A final stop at a grocery store for some water.  The security guards insisted that Roxie and Kyle leave their knapsacks in lockers while they shopped to prevent shoplifting.  A lady tourist with a deep south accent, when requested to leave her totebag in the locker, proclaimed in a loud carrying voice, “Well that’s bullshit.  I ‘aint goin’ in then!”  Ah, the ugly American.  We all averted our faces in shame. 

The lables, of course, were all in French, so we bought  six liters of water at the best available price we could find.  (about $1 a liter.  It’s $3 on the ship) and Kyle found a bottle of Tabasco sauce for his morning tomato juice.  We later discovered that the water was carbonated.  Oh well.

Then back to the ship for iced beverages and salty chips.  As the ship prepared to leave, a group of performers arrived at dockside and gave us a performance of native dance.  The dance in New Caledonia is mostly strong and aggressive, with much stamping and slapping.  One grey haired fellow performed a very warlike dance with a sword, slashing and whirling, shouting, stomping.  I would hate to face HIM on the field of battle!  A few of the women’s dances were graceful and lyrical, and it was delightful to see these plus-size ladies move with such lissome lightness.
They were accompanied by drums, singers and ukuleles.  It was the best part of our stop! 
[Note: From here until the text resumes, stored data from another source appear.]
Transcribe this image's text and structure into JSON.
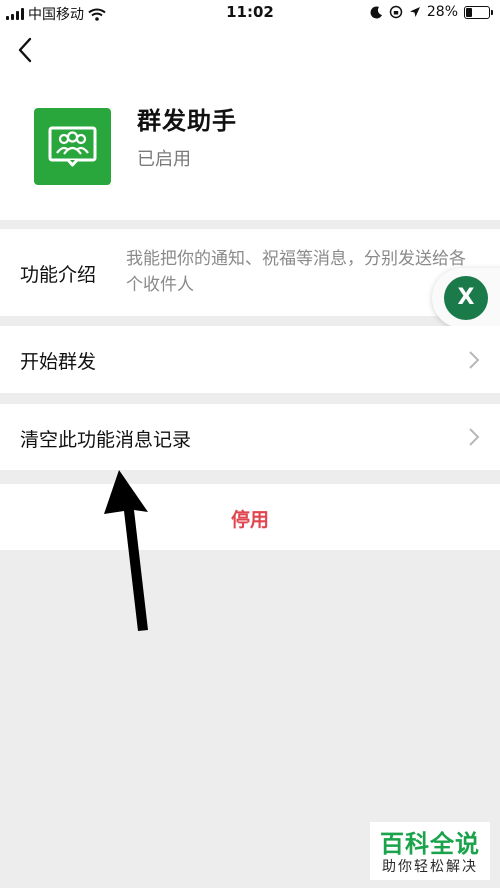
{
  "status_bar": {
    "carrier": "中国移动",
    "time": "11:02",
    "battery": "28%",
    "battery_level": 0.28
  },
  "header": {
    "app_name": "群发助手",
    "app_status": "已启用"
  },
  "intro": {
    "label": "功能介绍",
    "text": "我能把你的通知、祝福等消息，分别发送给各个收件人"
  },
  "menu": {
    "start_label": "开始群发",
    "clear_label": "清空此功能消息记录",
    "disable_label": "停用"
  },
  "floating": {
    "label": "X"
  },
  "watermark": {
    "title": "百科全说",
    "subtitle": "助你轻松解决"
  },
  "colors": {
    "accent_green": "#2aa73c",
    "danger_red": "#e0464f",
    "float_green": "#1a7a49"
  }
}
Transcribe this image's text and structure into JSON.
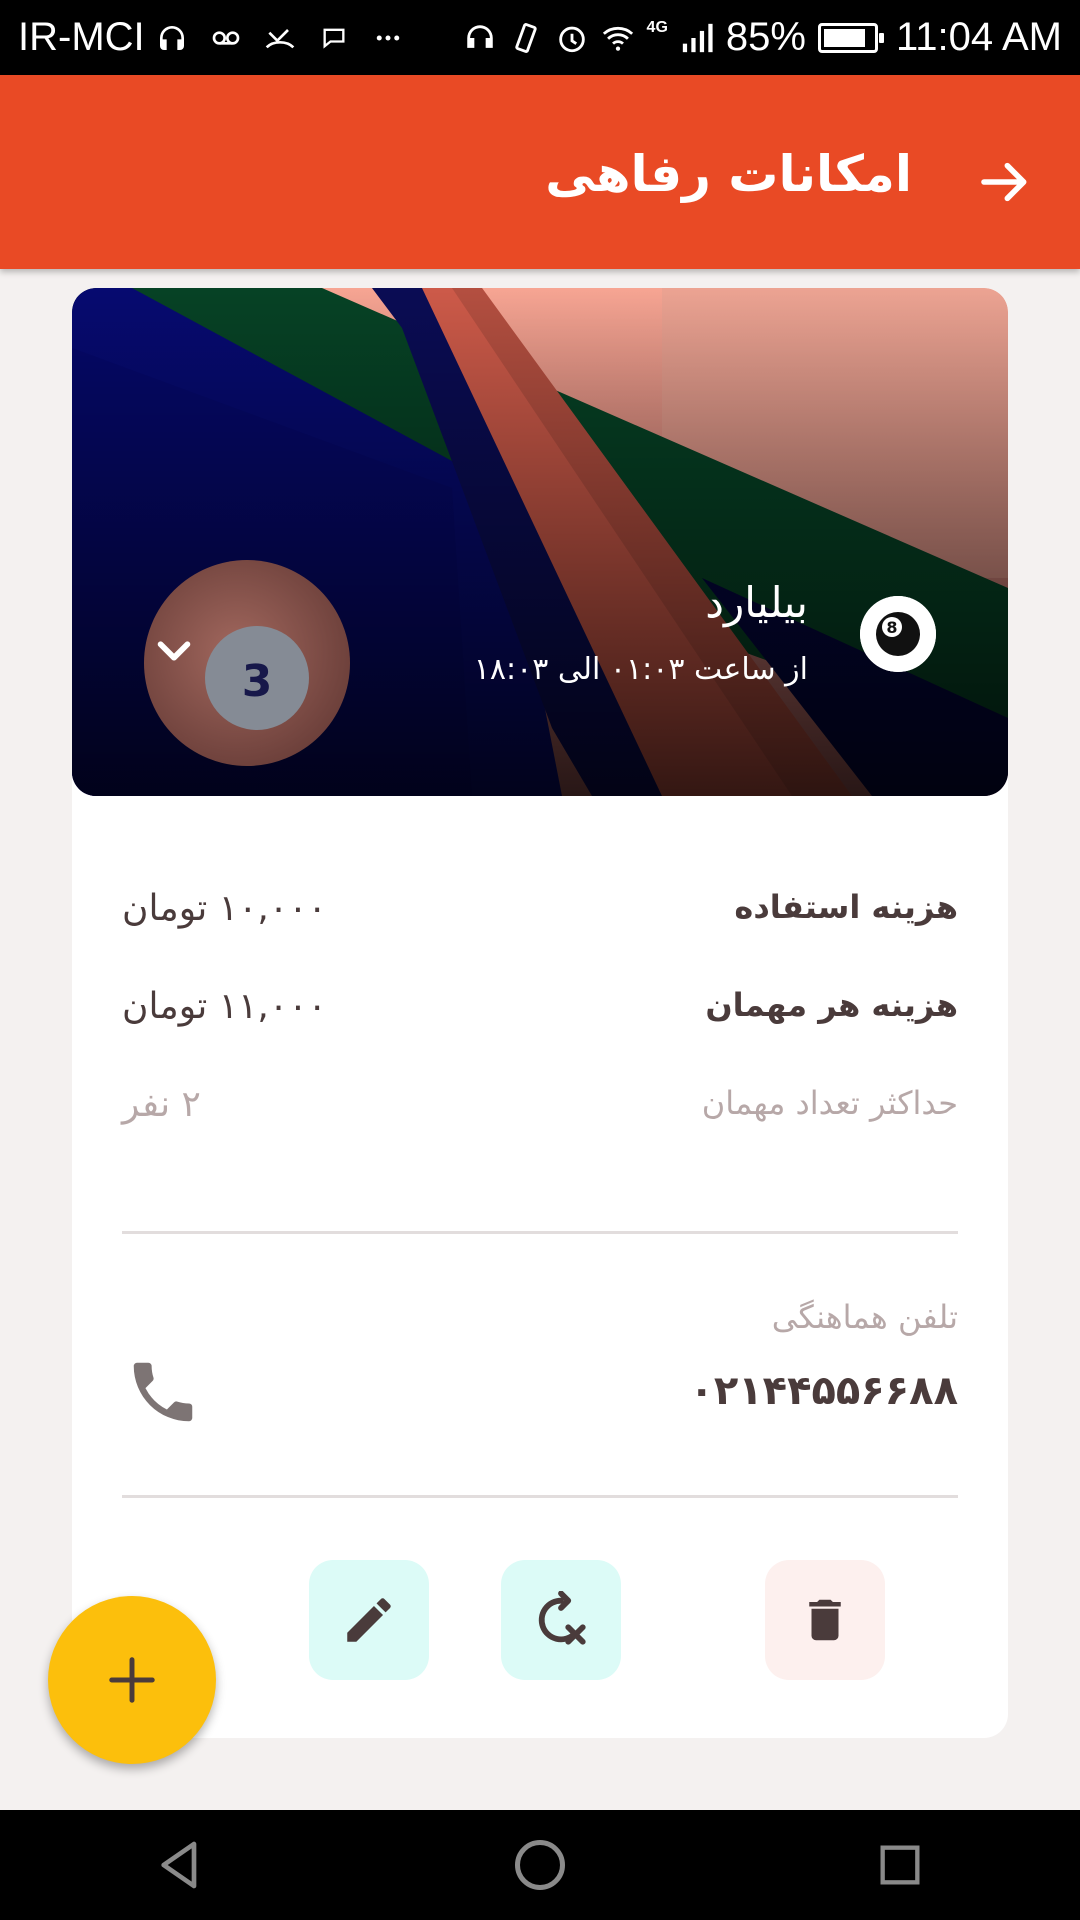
{
  "status_bar": {
    "carrier": "IR-MCI",
    "network": "4G",
    "battery_percent": "85%",
    "battery_level": 0.85,
    "time": "11:04 AM"
  },
  "app_bar": {
    "title": "امکانات رفاهی"
  },
  "facility": {
    "name": "بیلیارد",
    "hours": "از ساعت ۰۱:۰۳ الی ۱۸:۰۳",
    "ball_number": "3",
    "eight_ball": "8"
  },
  "details": [
    {
      "label": "هزینه استفاده",
      "value": "۱۰,۰۰۰ تومان"
    },
    {
      "label": "هزینه هر مهمان",
      "value": "۱۱,۰۰۰ تومان"
    },
    {
      "label": "حداکثر تعداد مهمان",
      "value": "۲ نفر"
    }
  ],
  "contact": {
    "label": "تلفن هماهنگی",
    "phone": "۰۲۱۴۴۵۵۶۶۸۸"
  },
  "colors": {
    "app_bar": "#e94a25",
    "fab": "#fcbf0c",
    "edit_bg": "#dcfbf7",
    "delete_bg": "#fdf0ee"
  }
}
The OOsterdam is too big for the regular cruise ship docks, so we tied up at the industrial cargo docks.  It was fascinating to see this side of island life. Everything has to be shipped in, and Noumea is a transfer point for shipping to many of the smaller islands.  There were cargo containers neatly arranged in orderly clumps.  Lines, numbers and letters painted on the asphalt kept everything organized.  Some islands had two or three little containers huddled together.  Others had  more than fourty full-sized containers stacked  four high and four deep.  Those little containers fascinated me.  What did they hold and where were they going?  And who was going to get them there?  We saw one huge container ship loading up, and I could imagine they were going to a large island with a deep port, taking regular shipments of groceries and hardware, and all the things we usually buy in a store.  But what was in those little containers?  And where was it headed?  Some island have small harbors and big ships can’t get in.  Who runs the little freighters?  Who crews them?  Could an adventurous young person still find work as a deckhand on a tramp freighter in the South Pacific?

Today, we have another halcyon day at sea, with nothing but blue horizon and fleecy white clouds to view.  There is a zen-like timelessness to it, and we find ourselves much given to serene contemplation of stillness.  I may become the dolly lamba.